George McClellan after the Battle of South Mountain and the Fight of Antietam, delivered a brief speech at what was then the B. & O. Railway depot at the existing crossway of East All Saints and South Market Streets. A plaque honors the speech (at what is today the Frederick Community Action Company, a Social Services workplace).

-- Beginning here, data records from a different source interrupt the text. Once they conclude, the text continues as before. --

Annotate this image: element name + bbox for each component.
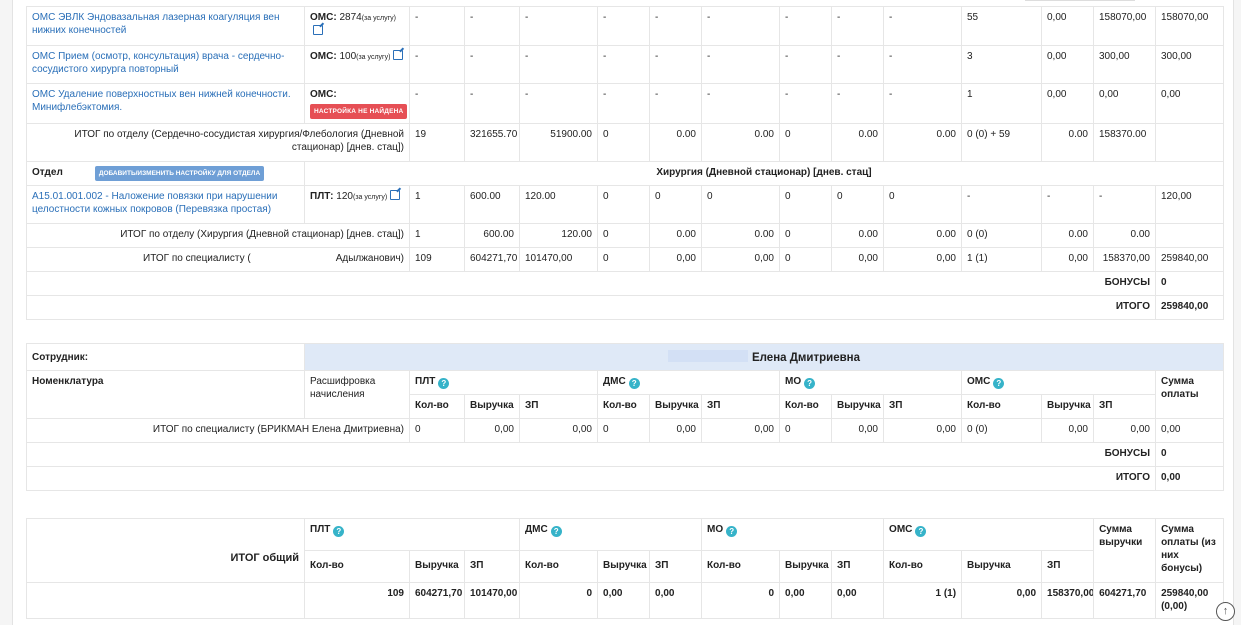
service-link[interactable]: ОМС Удаление поверхностных вен нижней ко… — [32, 89, 291, 113]
itogo-label: ИТОГО — [26, 295, 1156, 320]
pay-type: ПЛТ: — [310, 191, 334, 202]
setting-not-found-badge: НАСТРОЙКА НЕ НАЙДЕНА — [310, 104, 408, 119]
dept-total-row: ИТОГ по отделу (Хирургия (Дневной стацио… — [26, 223, 1224, 248]
service-row: ОМС Удаление поверхностных вен нижней ко… — [26, 83, 1224, 124]
rate-unit: (за услугу) — [352, 194, 388, 201]
service-row: ОМС ЭВЛК Эндовазальная лазерная коагуляц… — [26, 6, 1224, 46]
col-oms: ОМС — [967, 376, 991, 387]
bonus-row: БОНУСЫ 0 — [26, 271, 1224, 296]
itogo-value: 259840,00 — [1155, 295, 1224, 320]
pay-type: ОМС: — [310, 89, 337, 100]
dept-total-label: ИТОГ по отделу (Хирургия (Дневной стацио… — [26, 223, 410, 248]
help-icon[interactable]: ? — [438, 378, 450, 389]
bonus-value: 0 — [1155, 271, 1224, 296]
itogo-row: ИТОГО 259840,00 — [26, 295, 1224, 320]
overall-values-row: 109 604271,70 101470,00 0 0,00 0,00 0 0,00 0,0… — [26, 582, 1225, 619]
itogo-row: ИТОГО 0,00 — [26, 466, 1224, 491]
itogo-value: 0,00 — [1155, 466, 1224, 491]
pay-type: ОМС: — [310, 51, 337, 62]
employee-row: Сотрудник: Елена Дмитриевна — [26, 343, 1224, 371]
bonus-row: БОНУСЫ 0 — [26, 442, 1224, 467]
itogo-label: ИТОГО — [26, 466, 1156, 491]
rate-value: 120 — [336, 191, 353, 202]
redacted-surname — [667, 350, 748, 362]
column-sub-header: Кол-во Выручка ЗП Кол-во Выручка ЗП Кол-во Вы… — [27, 394, 1224, 419]
col-sum-pay-bonus: Сумма оплаты (из них бонусы) — [1155, 518, 1225, 583]
service-row: A15.01.001.002 - Наложение повязки при н… — [26, 185, 1224, 224]
bonus-label: БОНУСЫ — [26, 442, 1156, 467]
edit-dept-settings-button[interactable]: ДОБАВИТЬ/ИЗМЕНИТЬ НАСТРОЙКУ ДЛЯ ОТДЕЛА — [94, 166, 265, 181]
help-icon[interactable]: ? — [915, 526, 927, 537]
col-sum-revenue: Сумма выручки — [1093, 518, 1157, 583]
help-icon[interactable]: ? — [993, 378, 1005, 389]
employee-label: Сотрудник: — [26, 343, 305, 371]
report-table: ОМС ЭВЛК Эндовазальная лазерная коагуляц… — [26, 6, 1224, 491]
specialist-total-label-end: Адылжанович) — [335, 253, 404, 264]
col-plt: ПЛТ — [310, 524, 331, 535]
arrow-up-icon: ↑ — [1222, 605, 1229, 617]
col-mo: МО — [785, 376, 802, 387]
col-dms: ДМС — [525, 524, 548, 535]
service-link[interactable]: ОМС ЭВЛК Эндовазальная лазерная коагуляц… — [32, 12, 280, 36]
specialist-total-row: ИТОГ по специалисту (БРИКМАН Елена Дмитр… — [26, 418, 1224, 443]
help-icon[interactable]: ? — [804, 378, 816, 389]
help-icon[interactable]: ? — [726, 526, 738, 537]
dept-total-row: ИТОГ по отделу (Сердечно-сосудистая хиру… — [26, 123, 1224, 162]
overall-label: ИТОГ общий — [26, 518, 305, 583]
service-link[interactable]: ОМС Прием (осмотр, консультация) врача -… — [32, 51, 285, 75]
help-icon[interactable]: ? — [628, 378, 640, 389]
service-link[interactable]: A15.01.001.002 - Наложение повязки при н… — [32, 191, 278, 215]
overall-total-table: ИТОГ общий ПЛТ? ДМС? МО? ОМС? Сумма выру… — [26, 518, 1225, 619]
rate-value: 2874 — [339, 12, 362, 23]
rate-value: 100 — [339, 51, 357, 62]
col-nomenclature: Номенклатура — [26, 370, 305, 419]
service-row: ОМС Прием (осмотр, консультация) врача -… — [26, 45, 1224, 84]
specialist-total-label: ИТОГ по специалисту ( — [143, 253, 251, 264]
pay-type: ОМС: — [310, 12, 337, 23]
rate-unit: (за услугу) — [361, 15, 396, 22]
col-dms: ДМС — [603, 376, 626, 387]
specialist-total-row: ИТОГ по специалисту (Адылжанович) 109 604… — [26, 247, 1224, 272]
edit-icon[interactable] — [390, 190, 401, 200]
help-icon[interactable]: ? — [333, 526, 345, 537]
specialist-total-label: ИТОГ по специалисту (БРИКМАН Елена Дмитр… — [26, 418, 410, 443]
dept-header-row: Отдел ДОБАВИТЬ/ИЗМЕНИТЬ НАСТРОЙКУ ДЛЯ ОТД… — [26, 161, 1224, 186]
edit-icon[interactable] — [393, 50, 404, 60]
column-group-header: Номенклатура Расшифровка начисления ПЛТ?… — [26, 370, 1224, 419]
rate-unit: (за услугу) — [356, 54, 391, 61]
scroll-to-top-button[interactable]: ↑ — [1216, 602, 1235, 621]
top-divider — [1025, 0, 1135, 1]
dept-label: Отдел — [32, 167, 63, 178]
edit-icon[interactable] — [313, 25, 323, 35]
help-icon[interactable]: ? — [550, 526, 562, 537]
col-sum-pay: Сумма оплаты — [1155, 370, 1224, 419]
employee-name: Елена Дмитриевна — [751, 352, 861, 364]
bonus-label: БОНУСЫ — [26, 271, 1156, 296]
col-mo: МО — [707, 524, 724, 535]
overall-group-header: ИТОГ общий ПЛТ? ДМС? МО? ОМС? Сумма выру… — [26, 518, 1225, 583]
dept-name: Хирургия (Дневной стационар) [днев. стац… — [304, 161, 1224, 186]
spacer-row — [26, 319, 1224, 344]
dept-total-label: ИТОГ по отделу (Сердечно-сосудистая хиру… — [26, 123, 410, 162]
col-oms: ОМС — [889, 524, 913, 535]
col-plt: ПЛТ — [415, 376, 436, 387]
bonus-value: 0 — [1155, 442, 1224, 467]
col-decode: Расшифровка начисления — [304, 370, 410, 419]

The Army of the Potomac camped around the Possibility Hall residential or commercial property for the several days as skirmishers pursued Lee's Confederate Army of Northern Virginia prior to Gettysburg. A big granite rectangular monument made from one of the stones at the "Devil's Den" in Gettysburg to the east along the driveway honors the midnight change-of-command.
27 million in 2019 dollars) from people for not taking down the city on their way to Washington D.C. Union soldiers under Major General Lew Wallace combated a successful delaying action, in what became the last substantial Confederate advance at the Battle of Monocacy, likewise known as the "Fight that saved Washington." The Monocacy National Battlefield lies just southeast of the city limitations, along the Monocacy River at the B.
Railway junction where 2 bridges cross the stream - an iron-truss bridge for the railway and a covered wood bridge for the Frederick-Urbana-Georgetown Pike, which was the website of the main fight of July 1864. Some skirmishing happened additional northeast of town at the stone-arched "Container Bridge" where the National Roadway crossed the Monocacy; and a weapons barrage happened along the National Roadway west of town near Red Guy's Hill and Possibility Hall mansion as the Union soldiers pulled away eastward.
While Gettysburg National Battleground of 1863 lies roughly 35 miles (56 km) to the north-northeast. The reconstructed home of Barbara Fritchie stands on West Patrick Street, just past Carroll Creek linear park. Fritchie, a substantial figure in Maryland history in her own right, is buried in Frederick's Mount Olivet Cemetery.
Roosevelt when they stopped here in 1941 on a vehicle journey to the presidential retreat, then called "Shangra-La" (now "Camp David") within the Catoctin Mountains near Thurmont. Admiral Winfield Scott Schley (18391911) was born at "Richfields", the estate house of his dad. He became a crucial marine commander of the American fleet on board his flagship and heavy cruiser USS Baltimore in addition to Admiral William T.
Major Henry Schley's son, Dr. Fairfax Schley, contributed in establishing the Frederick County Agricultural Society and the Great Frederick Fair. Gilmer Schley acted as Mayor from 1919 to 1922, and the Schleys remained among the town's leading households into the late-20th century. Nathaniel Wilson Schley, a popular banker, and his partner Mary Margaret Schley helped organize and raise funds for the yearly Fantastic Frederick Fair, one of the 2 largest agricultural fairs in the State.